Another set of changes being introduced in EXAScaler 3.0 is in security where kerberized and multi-tenant support for Lustre has been added. Sounds complex? It is! This is a very complex and large feature set that requires major efforts in development, quality assurance, compliance testing and certification, from the adopted OS kernel level on the servers up to the user’s tools on the Lustre clients. Due the extensiveness of these requirement, DDN is working together with Intel and the rest of the Lustre community to deliver functionality in a phased approach where several software modules and components are expected to be released at a time, including in the next versions of Lustre.
The first of these are delivered in EXAScaler 3.0, where DDN is introducing a “Subdirectory mounts” feature. Subdirectory mounts allows customers to mount Lustre subdirectories instead of the entire namespace. By mounting a Lustre subdirectory instead of the entire namespace, a sys admin can segregate access per Lustre client type, thus preserving the security level of a given subdirectory to one or a set of privileged clients. For example, a single Lustre namespace could have two major subdirectories, one for “Department A” and another one for “Department B.” So, clients that are managed and provisioned by “Department A” would only mount its subdirectory and the same for “Department B.” Doing this these two set of computer clients will not have access to, or even visibility of each other’s departmental data. This can be also integrated to the standard DNE phase I feature, where a single MDT could be assigned for each of departments root directory isolating not only the file access but also metadata performance. While the option to mount the entire namespace remains, this feature will be necessary to implement multi-tenant environment which is so often a pre-requisite for large organizations looking for a secure file system implementation.

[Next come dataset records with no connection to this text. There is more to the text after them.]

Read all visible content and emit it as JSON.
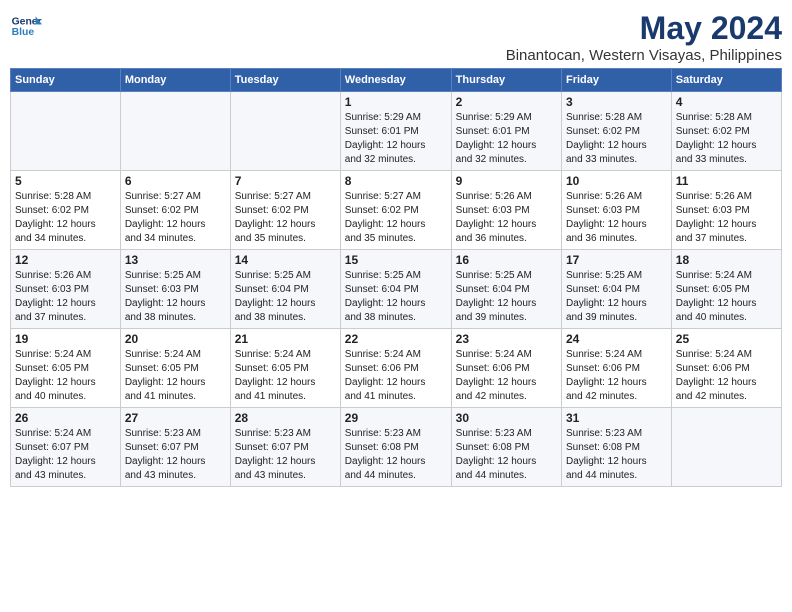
{
  "logo": {
    "line1": "General",
    "line2": "Blue"
  },
  "title": "May 2024",
  "subtitle": "Binantocan, Western Visayas, Philippines",
  "headers": [
    "Sunday",
    "Monday",
    "Tuesday",
    "Wednesday",
    "Thursday",
    "Friday",
    "Saturday"
  ],
  "weeks": [
    [
      {
        "num": "",
        "info": ""
      },
      {
        "num": "",
        "info": ""
      },
      {
        "num": "",
        "info": ""
      },
      {
        "num": "1",
        "info": "Sunrise: 5:29 AM\nSunset: 6:01 PM\nDaylight: 12 hours\nand 32 minutes."
      },
      {
        "num": "2",
        "info": "Sunrise: 5:29 AM\nSunset: 6:01 PM\nDaylight: 12 hours\nand 32 minutes."
      },
      {
        "num": "3",
        "info": "Sunrise: 5:28 AM\nSunset: 6:02 PM\nDaylight: 12 hours\nand 33 minutes."
      },
      {
        "num": "4",
        "info": "Sunrise: 5:28 AM\nSunset: 6:02 PM\nDaylight: 12 hours\nand 33 minutes."
      }
    ],
    [
      {
        "num": "5",
        "info": "Sunrise: 5:28 AM\nSunset: 6:02 PM\nDaylight: 12 hours\nand 34 minutes."
      },
      {
        "num": "6",
        "info": "Sunrise: 5:27 AM\nSunset: 6:02 PM\nDaylight: 12 hours\nand 34 minutes."
      },
      {
        "num": "7",
        "info": "Sunrise: 5:27 AM\nSunset: 6:02 PM\nDaylight: 12 hours\nand 35 minutes."
      },
      {
        "num": "8",
        "info": "Sunrise: 5:27 AM\nSunset: 6:02 PM\nDaylight: 12 hours\nand 35 minutes."
      },
      {
        "num": "9",
        "info": "Sunrise: 5:26 AM\nSunset: 6:03 PM\nDaylight: 12 hours\nand 36 minutes."
      },
      {
        "num": "10",
        "info": "Sunrise: 5:26 AM\nSunset: 6:03 PM\nDaylight: 12 hours\nand 36 minutes."
      },
      {
        "num": "11",
        "info": "Sunrise: 5:26 AM\nSunset: 6:03 PM\nDaylight: 12 hours\nand 37 minutes."
      }
    ],
    [
      {
        "num": "12",
        "info": "Sunrise: 5:26 AM\nSunset: 6:03 PM\nDaylight: 12 hours\nand 37 minutes."
      },
      {
        "num": "13",
        "info": "Sunrise: 5:25 AM\nSunset: 6:03 PM\nDaylight: 12 hours\nand 38 minutes."
      },
      {
        "num": "14",
        "info": "Sunrise: 5:25 AM\nSunset: 6:04 PM\nDaylight: 12 hours\nand 38 minutes."
      },
      {
        "num": "15",
        "info": "Sunrise: 5:25 AM\nSunset: 6:04 PM\nDaylight: 12 hours\nand 38 minutes."
      },
      {
        "num": "16",
        "info": "Sunrise: 5:25 AM\nSunset: 6:04 PM\nDaylight: 12 hours\nand 39 minutes."
      },
      {
        "num": "17",
        "info": "Sunrise: 5:25 AM\nSunset: 6:04 PM\nDaylight: 12 hours\nand 39 minutes."
      },
      {
        "num": "18",
        "info": "Sunrise: 5:24 AM\nSunset: 6:05 PM\nDaylight: 12 hours\nand 40 minutes."
      }
    ],
    [
      {
        "num": "19",
        "info": "Sunrise: 5:24 AM\nSunset: 6:05 PM\nDaylight: 12 hours\nand 40 minutes."
      },
      {
        "num": "20",
        "info": "Sunrise: 5:24 AM\nSunset: 6:05 PM\nDaylight: 12 hours\nand 41 minutes."
      },
      {
        "num": "21",
        "info": "Sunrise: 5:24 AM\nSunset: 6:05 PM\nDaylight: 12 hours\nand 41 minutes."
      },
      {
        "num": "22",
        "info": "Sunrise: 5:24 AM\nSunset: 6:06 PM\nDaylight: 12 hours\nand 41 minutes."
      },
      {
        "num": "23",
        "info": "Sunrise: 5:24 AM\nSunset: 6:06 PM\nDaylight: 12 hours\nand 42 minutes."
      },
      {
        "num": "24",
        "info": "Sunrise: 5:24 AM\nSunset: 6:06 PM\nDaylight: 12 hours\nand 42 minutes."
      },
      {
        "num": "25",
        "info": "Sunrise: 5:24 AM\nSunset: 6:06 PM\nDaylight: 12 hours\nand 42 minutes."
      }
    ],
    [
      {
        "num": "26",
        "info": "Sunrise: 5:24 AM\nSunset: 6:07 PM\nDaylight: 12 hours\nand 43 minutes."
      },
      {
        "num": "27",
        "info": "Sunrise: 5:23 AM\nSunset: 6:07 PM\nDaylight: 12 hours\nand 43 minutes."
      },
      {
        "num": "28",
        "info": "Sunrise: 5:23 AM\nSunset: 6:07 PM\nDaylight: 12 hours\nand 43 minutes."
      },
      {
        "num": "29",
        "info": "Sunrise: 5:23 AM\nSunset: 6:08 PM\nDaylight: 12 hours\nand 44 minutes."
      },
      {
        "num": "30",
        "info": "Sunrise: 5:23 AM\nSunset: 6:08 PM\nDaylight: 12 hours\nand 44 minutes."
      },
      {
        "num": "31",
        "info": "Sunrise: 5:23 AM\nSunset: 6:08 PM\nDaylight: 12 hours\nand 44 minutes."
      },
      {
        "num": "",
        "info": ""
      }
    ]
  ]
}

In order to maintain and keep an active participation in conjunction with the Lustre development and user community, DDN has decided to start an open source project and share some of its tools and Lustre developments. DDN understand Lustre moves fast and dynamic as it is, requiring feedback from and participation of multiple sources (customers, partners, non-customers). With that in mind, we’ve decided to share on an open source basis, some of the projects we are currently working. That initiative includes tools for Lustre developers, such as the “Lustre Automatic Test System” that will help developers to run regression tests in parallel on hundreds of test nodes; a Lustre monitoring framework platform based on industry standards such as Collectd, elastic search capabilities on top of NoSQL database and Hadoop, and visualization on Grafana; Parallel copy tools and internal Lustre mechanisms that will move and copy data between OSTs and across namespaces more effectively and in parallel; DDN is also working with a major OS distribution to provide in long term an alternative OSD backend based on BTRFS.
The towering strength of the Lustre community comes from its members’ deep participation. The more DDN develops and contributes, the more guidance we get from end-users, partner and even competing vendors. Knowing what the community lets DDN define better and more use case scenarios which, in turn, improves and accelerates our own product development as lets us pay our way by contributing back solid and useable tools and framework.